OpenAI's recently released o3 and o4-mini AI models, while advanced in many aspects, demonstrate a higher rate of hallucination than their predecessors. This contradicts the historical trend of reduced hallucinations in newer models.

Increased Hallucination Rates

Internal testing reveals that o3 and o4-mini hallucinate more frequently than earlier models like o1, o1-mini, and o3-mini, as well as traditional models such as GPT-4o. For instance, o3 hallucinated in 33% of responses on PersonQA, compared to 16% for o1 and 14.8% for o3-mini. o4-mini performed even worse, hallucinating 48% of the time.

Causes and Implications

OpenAI attributes this increase to the reinforcement learning techniques used in the o-series models, which may amplify issues not fully addressed by standard post-training processes. Third-party testing by Transluce confirms this trend, observing instances of o3 fabricating actions during its problem-solving process.

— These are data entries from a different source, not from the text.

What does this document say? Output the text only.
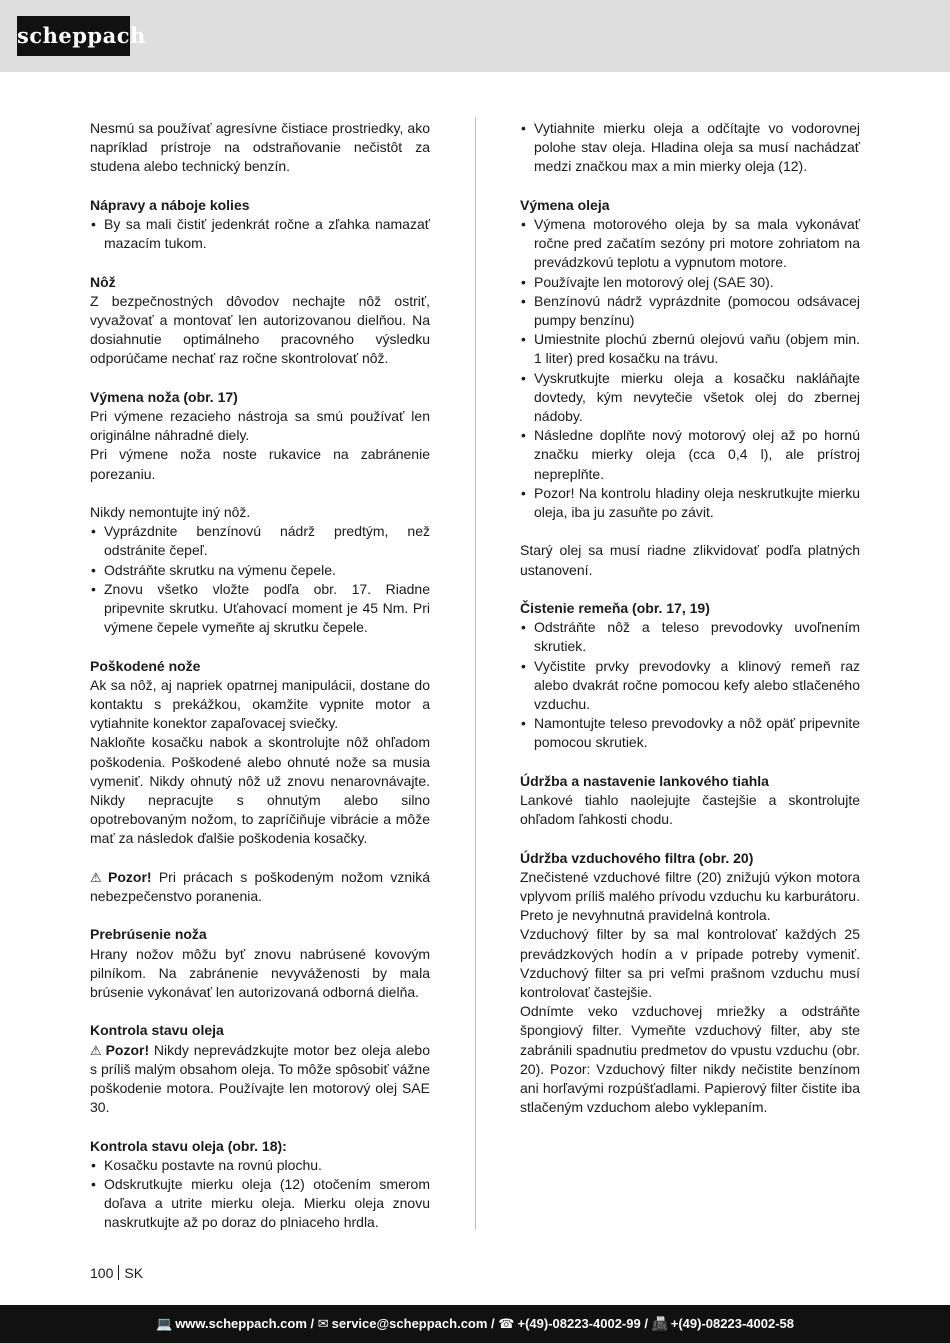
scheppach

Nesmú sa používať agresívne čistiace prostriedky, ako napríklad prístroje na odstraňovanie nečistôt za studena alebo technický benzín.

Nápravy a náboje kolies
• By sa mali čistiť jedenkrát ročne a zľahka namazať mazacím tukom.
Nôž

Z bezpečnostných dôvodov nechajte nôž ostriť, vyvažovať a montovať len autorizovanou dielňou. Na dosiahnutie optimálneho pracovného výsledku odporúčame nechať raz ročne skontrolovať nôž.

Výmena noža (obr. 17)

Pri výmene rezacieho nástroja sa smú používať len originálne náhradné diely.

Pri výmene noža noste rukavice na zabránenie porezaniu.

Nikdy nemontujte iný nôž.

• Vyprázdnite benzínovú nádrž predtým, než odstránite čepeľ.
• Odstráňte skrutku na výmenu čepele.
• Znovu všetko vložte podľa obr. 17. Riadne pripevnite skrutku. Uťahovací moment je 45 Nm. Pri výmene čepele vymeňte aj skrutku čepele.
Poškodené nože

Ak sa nôž, aj napriek opatrnej manipulácii, dostane do kontaktu s prekážkou, okamžite vypnite motor a vytiahnite konektor zapaľovacej sviečky.

Nakloňte kosačku nabok a skontrolujte nôž ohľadom poškodenia. Poškodené alebo ohnuté nože sa musia vymeniť. Nikdy ohnutý nôž už znovu nenarovnávajte. Nikdy nepracujte s ohnutým alebo silno opotrebovaným nožom, to zapríčiňuje vibrácie a môže mať za následok ďalšie poškodenia kosačky.

⚠ Pozor! Pri prácach s poškodeným nožom vzniká nebezpečenstvo poranenia.

Prebrúsenie noža

Hrany nožov môžu byť znovu nabrúsené kovovým pilníkom. Na zabránenie nevyváženosti by mala brúsenie vykonávať len autorizovaná odborná dielňa.

Kontrola stavu oleja

⚠ Pozor! Nikdy neprevádzkujte motor bez oleja alebo s príliš malým obsahom oleja. To môže spôsobiť vážne poškodenie motora. Používajte len motorový olej SAE 30.

Kontrola stavu oleja (obr. 18):
• Kosačku postavte na rovnú plochu.
• Odskrutkujte mierku oleja (12) otočením smerom doľava a utrite mierku oleja. Mierku oleja znovu naskrutkujte až po doraz do plniaceho hrdla.
• Vytiahnite mierku oleja a odčítajte vo vodorovnej polohe stav oleja. Hladina oleja sa musí nachádzať medzi značkou max a min mierky oleja (12).
Výmena oleja
• Výmena motorového oleja by sa mala vykonávať ročne pred začatím sezóny pri motore zohriatom na prevádzkovú teplotu a vypnutom motore.
• Používajte len motorový olej (SAE 30).
• Benzínovú nádrž vyprázdnite (pomocou odsávacej pumpy benzínu)
• Umiestnite plochú zbernú olejovú vaňu (objem min. 1 liter) pred kosačku na trávu.
• Vyskrutkujte mierku oleja a kosačku nakláňajte dovtedy, kým nevytečie všetok olej do zbernej nádoby.
• Následne doplňte nový motorový olej až po hornú značku mierky oleja (cca 0,4 l), ale prístroj nepreplňte.
• Pozor! Na kontrolu hladiny oleja neskrutkujte mierku oleja, iba ju zasuňte po závit.

Starý olej sa musí riadne zlikvidovať podľa platných ustanovení.

Čistenie remeňa (obr. 17, 19)
• Odstráňte nôž a teleso prevodovky uvoľnením skrutiek.
• Vyčistite prvky prevodovky a klinový remeň raz alebo dvakrát ročne pomocou kefy alebo stlačeného vzduchu.
• Namontujte teleso prevodovky a nôž opäť pripevnite pomocou skrutiek.
Údržba a nastavenie lankového tiahla

Lankové tiahlo naolejujte častejšie a skontrolujte ohľadom ľahkosti chodu.

Údržba vzduchového filtra (obr. 20)

Znečistené vzduchové filtre (20) znižujú výkon motora vplyvom príliš malého prívodu vzduchu ku karburátoru. Preto je nevyhnutná pravidelná kontrola.

Vzduchový filter by sa mal kontrolovať každých 25 prevádzkových hodín a v prípade potreby vymeniť. Vzduchový filter sa pri veľmi prašnom vzduchu musí kontrolovať častejšie.

Odnímte veko vzduchovej mriežky a odstráňte špongiový filter. Vymeňte vzduchový filter, aby ste zabránili spadnutiu predmetov do vpustu vzduchu (obr. 20). Pozor: Vzduchový filter nikdy nečistite benzínom ani horľavými rozpúšťadlami. Papierový filter čistite iba stlačeným vzduchom alebo vyklepaním.

100 SK
💻 www.scheppach.com / ✉ service@scheppach.com / ☎ +(49)-08223-4002-99 / 📠 +(49)-08223-4002-58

This high hallucination rate raises concerns about the models' reliability, particularly in applications requiring high accuracy like legal contracts.

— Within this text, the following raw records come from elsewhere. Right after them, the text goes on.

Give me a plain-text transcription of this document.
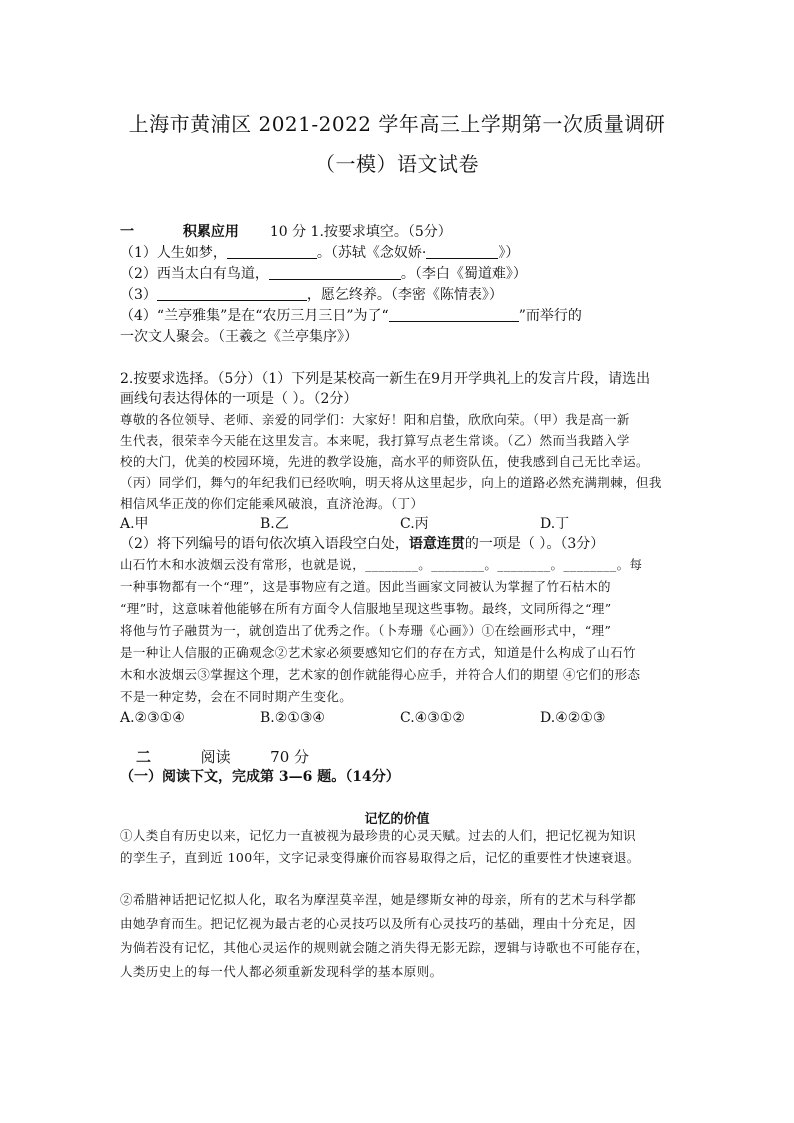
上海市黄浦区 2021-2022 学年高三上学期第一次质量调研
（一模）语文试卷
一	积累应用 10 分 1.按要求填空。（5分）
（1）人生如梦，	。（苏轼《念奴娇·	》）
（2）西当太白有鸟道，	。（李白《蜀道难》）
（3）	，愿乞终养。（李密《陈情表》）
（4）“兰亭雅集”是在“农历三月三日”为了“	”而举行的
一次文人聚会。（王羲之《兰亭集序》）
2.按要求选择。（5分）（1）下列是某校高一新生在9月开学典礼上的发言片段，请选出
画线句表达得体的一项是（ ）。（2分）
尊敬的各位领导、老师、亲爱的同学们：大家好！阳和启蛰，欣欣向荣。（甲）我是高一新
生代表，很荣幸今天能在这里发言。本来呢，我打算写点老生常谈。（乙）然而当我踏入学
校的大门，优美的校园环境，先进的教学设施，高水平的师资队伍，使我感到自己无比幸运。
（丙）同学们，舞勺的年纪我们已经吹响，明天将从这里起步，向上的道路必然充满荆棘，但我
相信风华正茂的你们定能乘风破浪，直济沧海。（丁）
A.甲	B.乙	C.丙	D.丁
（2）将下列编号的语句依次填入语段空白处，语意连贯的一项是（ ）。（3分）
山石竹木和水波烟云没有常形，也就是说，________。________。________。________。每
一种事物都有一个“理”，这是事物应有之道。因此当画家文同被认为掌握了竹石枯木的
“理”时，这意味着他能够在所有方面令人信服地呈现这些事物。最终，文同所得之“理”
将他与竹子融贯为一，就创造出了优秀之作。（卜寿珊《心画》）①在绘画形式中，“理”
是一种让人信服的正确观念②艺术家必须要感知它们的存在方式，知道是什么构成了山石竹
木和水波烟云③掌握这个理，艺术家的创作就能得心应手，并符合人们的期望 ④它们的形态
不是一种定势，会在不同时期产生变化。
A.②③①④	B.②①③④	C.④③①②	D.④②①③
二	阅读	70 分
（一）阅读下文，完成第 3—6 题。（14分）
记忆的价值
①人类自有历史以来，记忆力一直被视为最珍贵的心灵天赋。过去的人们，把记忆视为知识
的孪生子，直到近 100年，文字记录变得廉价而容易取得之后，记忆的重要性才快速衰退。
②希腊神话把记忆拟人化，取名为摩涅莫辛涅，她是缪斯女神的母亲，所有的艺术与科学都
由她孕育而生。把记忆视为最古老的心灵技巧以及所有心灵技巧的基础，理由十分充足，因
为倘若没有记忆，其他心灵运作的规则就会随之消失得无影无踪，逻辑与诗歌也不可能存在，
人类历史上的每一代人都必须重新发现科学的基本原则。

Potential Solutions and Future Directions

One potential solution involves integrating web search capabilities, as demonstrated by GPT-4o with web search achieving 90% accuracy on SimpleQA. However, the increased hallucination in reasoning models necessitates further research to resolve this critical issue. OpenAI acknowledges the problem and is actively working to improve model accuracy and reliability. The challenge highlights the trade-offs between improved reasoning capabilities and the risk of increased hallucination.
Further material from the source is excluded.